Any suggestions are more than welcome. I found this on a fluke, and
frankly, I don't know if we can ever quantify how much data is getting
eaten by this thing. If I see if properly, it can even attack (silently)
a site running without batching with sendbatch, so stopping the compression
doesn't seem to be a solution. With the success we've had in eradicating
the line eater, I'm really scared about what this does to the net.

chuq
-- 
:From the carousel of the autumn carnival:        Chuq Von Rospach
{cbosgd,fortune,hplabs,ihnp4,seismo}!nsc!chuqui   nsc!chuqui@decwrl.ARPA

Your fifteen minutes are up. Please step aside!

howard@cyb-eng.UUCP (Howard Johnson) (08/13/85)

> I think I've found a major problem with news, one that is causing some of
> our black holes out there. It is a very bizarre combination of events.

Bizarre, yes.  (But I won't cross-post to net.bizarre just yet. :-))

> What happens is this: Someone sends a control message, such as a cancel,
> without a text body. [...] ends up writing the EOF char before realizing
> it is EOF. [...]
> 
>     #! rnews 999
>     [control message header]
>     ^?#!rnews 9999
>     [next message header]

Fortunately, this doesn't seem to happen on the most widely-distributed
version of 2.10.2 (9/18/84 version, which I have).

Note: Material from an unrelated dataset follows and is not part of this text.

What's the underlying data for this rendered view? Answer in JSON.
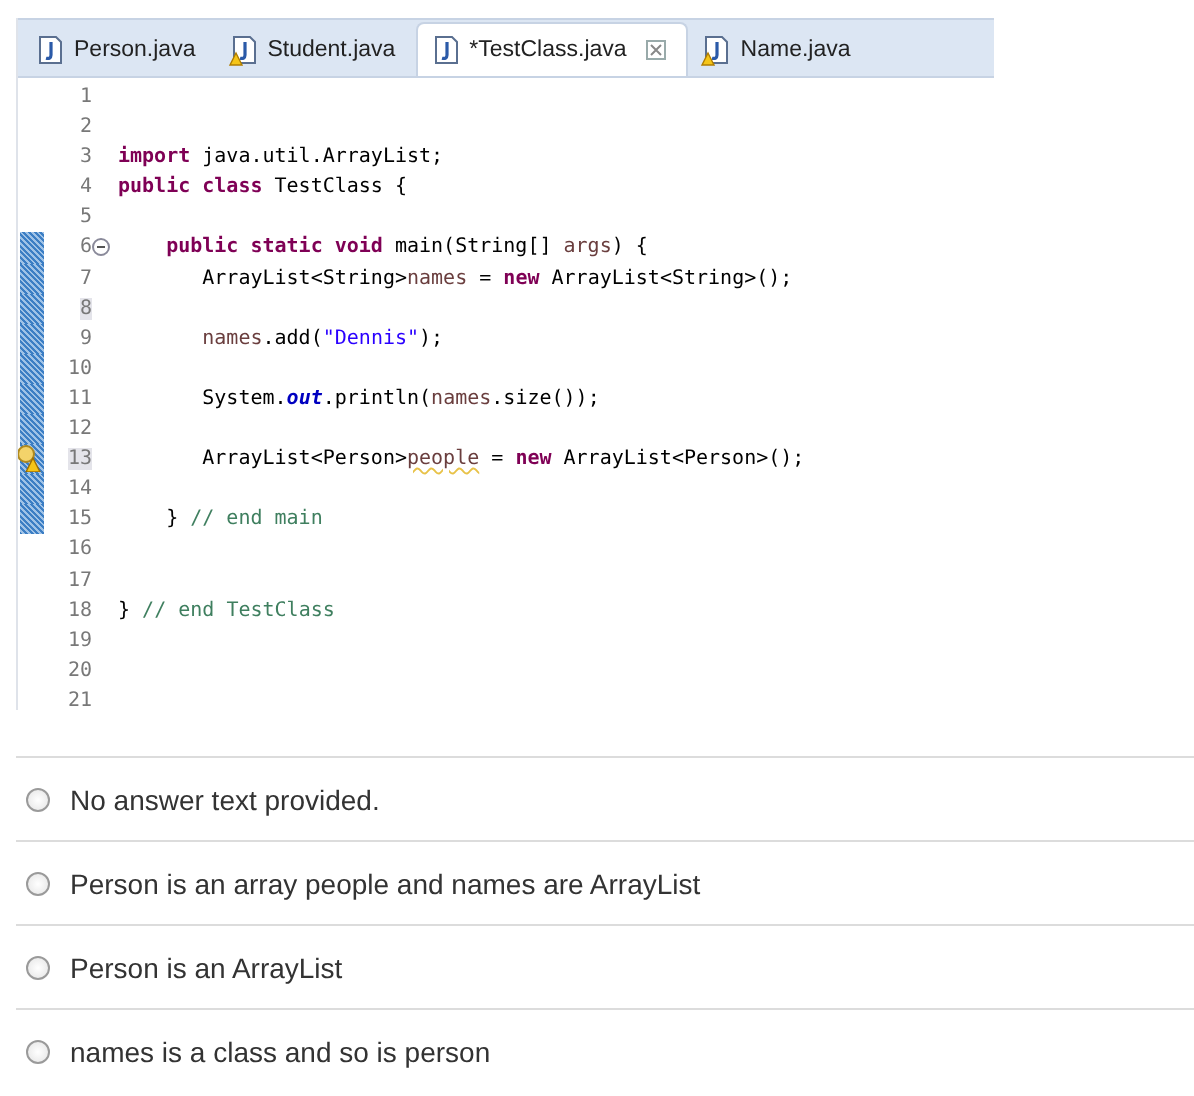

> unfortunately, the rnews batcher doesn't seem to be able to handle this.
>     o make sure that when you store a control message, it ends with a
>     newline. [...]
> 
>     o modify the rnews unbatcher to do two things: LOG these error messages
>     and store ANY data that it can't deal with somewhere to be unpacked by
>     hand later. This will cause more work for an SA, but at least messages
>     won't get lost. 

The version of news I have does the first of these, but not the second.